Ontario opposition parties call for masking rules, PCR access to be reinstated
Ontario’s two main opposition parties are calling for the government to reinstate or continue several public health measures, such as mandatory masking, in order to blunt the sixth wave of COVID-19, The Canadian Press reports.
Hospitalizations are up 40 per cent week over week and wastewater surveillance suggests COVID-19 activity is higher than it was at the peak of the fifth wave in January.
NDP Leader Andrea Horwath is calling for the government to either reinstate mandatory masking in public places or explain why they won’t.
She also says masks should be required in schools and the mandate should not be lifted for hospitals, long-term care homes and public transit on April 27 as planned.
Liberal Leader Steven Del Duca also says ending mask mandates in those places on April 27 is a “huge mistake” and masks should be required again in essential indoor settings such as schools, pharmacies and grocery stores.
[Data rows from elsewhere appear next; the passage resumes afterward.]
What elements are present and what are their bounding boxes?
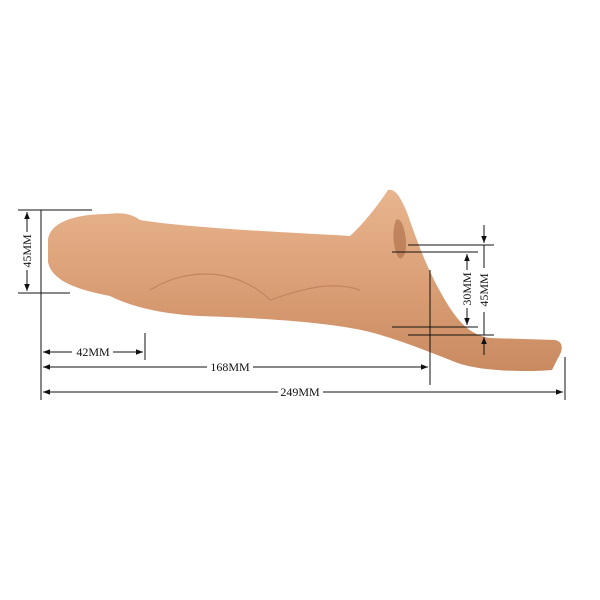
outer-opening-dimension: 45MM bbox=[408, 225, 494, 355]
product-opening bbox=[393, 219, 406, 259]
head-length-dimension: 42MM bbox=[43, 333, 146, 360]
outer-opening-label: 45MM bbox=[477, 273, 491, 307]
total-length-label: 249MM bbox=[280, 385, 320, 399]
head-length-label: 42MM bbox=[76, 345, 110, 359]
inner-opening-label: 30MM bbox=[460, 272, 474, 306]
product-body bbox=[48, 189, 562, 372]
product-detail-line bbox=[149, 273, 361, 301]
shaft-length-label: 168MM bbox=[210, 360, 250, 374]
head-height-dimension: 45MM bbox=[18, 209, 92, 294]
inner-opening-dimension: 30MM bbox=[392, 251, 478, 328]
head-height-label: 45MM bbox=[20, 234, 34, 268]
total-length-dimension: 249MM bbox=[43, 357, 566, 400]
Both Horwath and Del Duca are also urging the government to broadly expand access to PCR testing so people know for sure when they are sick or contagious.
When do we stop boosting? Provinces expand fourth doses but not everyone needs one
The entire country could see a broader and massive second booster rollout come fall, or sooner, even as it struggles to muster interest in first boosters — and the dash to boost again has some wondering how many rounds will be enough.
Opinion: Quebec health care plan fails to respond to Indigenous concerns
“The Legault government has once again broken a promise to Indigenous people, scandalously disregarding the Viens Commission’s 2019 call for action to enshrine the notion of cultural safety in Quebec’s law on health and social services.”
Shanghai vows to improve food deliveries as discontent grows over COVID curbs
The Shanghai government said on Thursday it was trying its best to improve the distribution of food and essential goods to locked-in residents, responding to growing public discontent as COVID curbs stretched into the 11th day.
Japan arrests four of ‘QAnon’-style group for vaccine protest: reports
Four members of a group said to be a Japanese version of QAnon, which has frequently protested against COVID-19 vaccinations, were arrested on Thursday for intruding on a clinic where vaccinations were taking place, media reports said.